Minister of Water and Environmental Affairs, Minister Buyelwa Sonjica addresses the media on climate change talks (COP 15)

Assessment of Copenhagen Talks

Climate change negotiations closed on Saturday 19 September without reaching an internationally legally binding agreement, which is disappointing for South Africa who had pushed for a two-track agreement – amendments to the Kyoto Protocol setting up a 2nd commitment period, and a legally binding agreement under the Convention to bring in the US, bind finance for adaptation and mitigation and, in return, allow some developing countries to commit to actions on mitigation, with support.

These very substantial issues have not been capable of agreement in the UNFCCC for the last two years – four on the Kyoto track. In Copenhagen, Parties were still too far apart and too involved with process rather than substance – to reach agreement in the formal negotiating process. Process is important, since it determines outcomes, but some ill-restrained interventions combined with poor decisions by those guiding the process meant that process problems caused the loss of three days – precious time indeed.

To move forward the process, the COP Presidency (taking over the Danish Prime Minister Rasmussen from his Climate Minister, Connie Hedegaard) convened a ‘commitment circle’ of Heads of State and Government drawn from the UN process. These included chairs of regional groups and key interests (e.g. OPEC, small islands, least developed countries), but notably excluded Latin American Bolivarian countries – the ALBA group – not helped by the fact that Latin America has for years not coordinated the region effectively.

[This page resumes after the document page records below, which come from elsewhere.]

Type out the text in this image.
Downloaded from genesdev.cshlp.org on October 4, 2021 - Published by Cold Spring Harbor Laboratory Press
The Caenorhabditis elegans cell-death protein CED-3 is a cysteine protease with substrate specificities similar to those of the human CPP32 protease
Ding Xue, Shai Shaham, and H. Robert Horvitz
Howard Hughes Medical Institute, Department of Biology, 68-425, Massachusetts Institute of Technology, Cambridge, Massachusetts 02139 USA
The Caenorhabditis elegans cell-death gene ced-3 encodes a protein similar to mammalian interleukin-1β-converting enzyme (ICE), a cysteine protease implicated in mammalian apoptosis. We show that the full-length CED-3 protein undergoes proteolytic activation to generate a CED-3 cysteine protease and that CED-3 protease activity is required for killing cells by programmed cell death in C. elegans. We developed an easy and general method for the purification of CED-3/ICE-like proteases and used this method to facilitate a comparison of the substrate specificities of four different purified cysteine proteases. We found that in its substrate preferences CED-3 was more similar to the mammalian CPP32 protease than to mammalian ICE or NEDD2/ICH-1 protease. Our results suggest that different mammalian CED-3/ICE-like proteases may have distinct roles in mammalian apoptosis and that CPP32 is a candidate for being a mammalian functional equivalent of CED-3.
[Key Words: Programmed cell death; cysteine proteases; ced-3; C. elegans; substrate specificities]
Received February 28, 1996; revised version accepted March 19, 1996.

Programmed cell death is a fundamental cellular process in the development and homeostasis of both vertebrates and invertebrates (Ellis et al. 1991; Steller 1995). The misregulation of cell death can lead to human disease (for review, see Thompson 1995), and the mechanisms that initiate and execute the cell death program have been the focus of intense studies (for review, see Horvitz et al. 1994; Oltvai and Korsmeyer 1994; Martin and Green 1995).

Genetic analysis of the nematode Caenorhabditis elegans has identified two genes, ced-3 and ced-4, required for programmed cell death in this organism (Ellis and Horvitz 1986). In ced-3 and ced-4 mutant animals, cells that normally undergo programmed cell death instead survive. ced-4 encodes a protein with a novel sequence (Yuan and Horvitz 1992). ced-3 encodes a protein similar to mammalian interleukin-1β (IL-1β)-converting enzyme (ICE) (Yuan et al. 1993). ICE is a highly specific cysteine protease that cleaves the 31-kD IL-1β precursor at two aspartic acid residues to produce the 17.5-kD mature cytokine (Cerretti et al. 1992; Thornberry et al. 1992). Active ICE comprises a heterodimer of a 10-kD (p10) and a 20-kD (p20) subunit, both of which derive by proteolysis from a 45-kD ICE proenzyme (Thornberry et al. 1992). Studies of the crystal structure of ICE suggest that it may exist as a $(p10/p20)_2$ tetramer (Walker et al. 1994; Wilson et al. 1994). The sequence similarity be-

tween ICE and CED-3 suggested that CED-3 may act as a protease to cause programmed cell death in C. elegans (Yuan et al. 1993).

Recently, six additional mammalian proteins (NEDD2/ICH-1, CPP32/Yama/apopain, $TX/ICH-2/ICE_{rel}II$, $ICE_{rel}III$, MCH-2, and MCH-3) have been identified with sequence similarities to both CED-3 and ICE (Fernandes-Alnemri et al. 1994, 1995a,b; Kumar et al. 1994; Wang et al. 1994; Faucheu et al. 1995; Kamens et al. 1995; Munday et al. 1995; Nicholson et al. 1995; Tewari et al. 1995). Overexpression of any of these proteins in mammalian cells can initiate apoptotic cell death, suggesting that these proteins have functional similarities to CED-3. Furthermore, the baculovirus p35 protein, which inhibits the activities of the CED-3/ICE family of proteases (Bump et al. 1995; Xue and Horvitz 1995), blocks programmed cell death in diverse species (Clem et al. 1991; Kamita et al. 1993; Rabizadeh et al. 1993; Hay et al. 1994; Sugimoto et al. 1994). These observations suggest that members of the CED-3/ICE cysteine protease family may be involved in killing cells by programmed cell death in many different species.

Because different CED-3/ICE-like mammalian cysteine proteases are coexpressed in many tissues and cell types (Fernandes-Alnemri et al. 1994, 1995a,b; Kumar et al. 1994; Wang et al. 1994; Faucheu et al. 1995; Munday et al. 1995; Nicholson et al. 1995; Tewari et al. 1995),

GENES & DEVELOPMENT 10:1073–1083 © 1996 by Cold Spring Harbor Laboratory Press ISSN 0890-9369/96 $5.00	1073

With the direct involvement of South African President Jacob Zuma and other world leaders, Copenhagen did reach a political agreement on many of the issues preventing progress. Those central to critical disagreements were able to resolve issues politically but not all. And without representation from ALBA, the political deal could not and indeed should not have been agreed in the conference of the Parties, the formal UNFCCC process. In the end, the Copenhagen Accords were put into a box – attached to a very short decision that also forwards the bracketed negotiators’ texts to the next meetings and to the COP in Mexico

In particular, the political deal resolved important issues:

Bringing the US in, by agreeing how to record economy-wide binding emission reduction targets for developed countries, including the USA; these would need to be turned into commitments attached to a legally binding instrument

Simultaneously for the first time, creating a space to record at international level the emission reduction actions by the more advanced developing countries. Information from China, India, Brazil, South Africa, but also Indonesia, Mexico, South Korea, as well as some small countries Philippines, Maldives was available, but formally must be submitted by 31st January 2010, at the same time that developed countries must put in their quantified emission reduction commitments.

The leaders represented also agreed how to internationally measure, report and verify developing countries’ mitigation action, resolving a key dispute over review vs. transparency;

Actions will be supported by transparently accounted finance $10 billion per year up to 2012, i.e. approaching $30 billion immediately up to 2012 and $100 billion per year by 2020. The long-term finance is still beset by conditional ties, but it is the first time that this scale of money is on the table.

The broad institutional architecture for a technology development and transfer mechanism.

The Copenhagen Accord did not deliver on other issues. There was lack of agreement on the continuation of the Kyoto Protocol. An attempt by South Africa in the final plenary to get the Kyoto rectifiers to agree to continue the second commitment period was again blocked by the EU – even after the decision had been gavelled through. The level of ambition of developed countries targets remains low (14 to 19% below 1990 level by 2020) – which implies that developing countries must do more, or the finance will have to become real, unconditional and internationally verified. In short, there needs to be agreement on the equitable sharing of the remaining carbon development space (very little left), a long term target to cut emissions (the language on 50% reductions by 2050 from 1990 levels was dropped) and a comprehensive international adaptation programme as a priority. These gaps, together with process problems, prevented consensus agreement to adopt this deal by all 193 countries.

This first reading suggests that work can go forward. Much more reflection and analysis will be needed to fully digest what really happened in Copenhagen. Certainly it was not the break-through that the world expected and the climate needed. It is weak, in that it is partial, and political rather than legally binding. But with some key issues resolved among world leaders represented should help move forward.

Where, how and when that happens will occupy us for a while.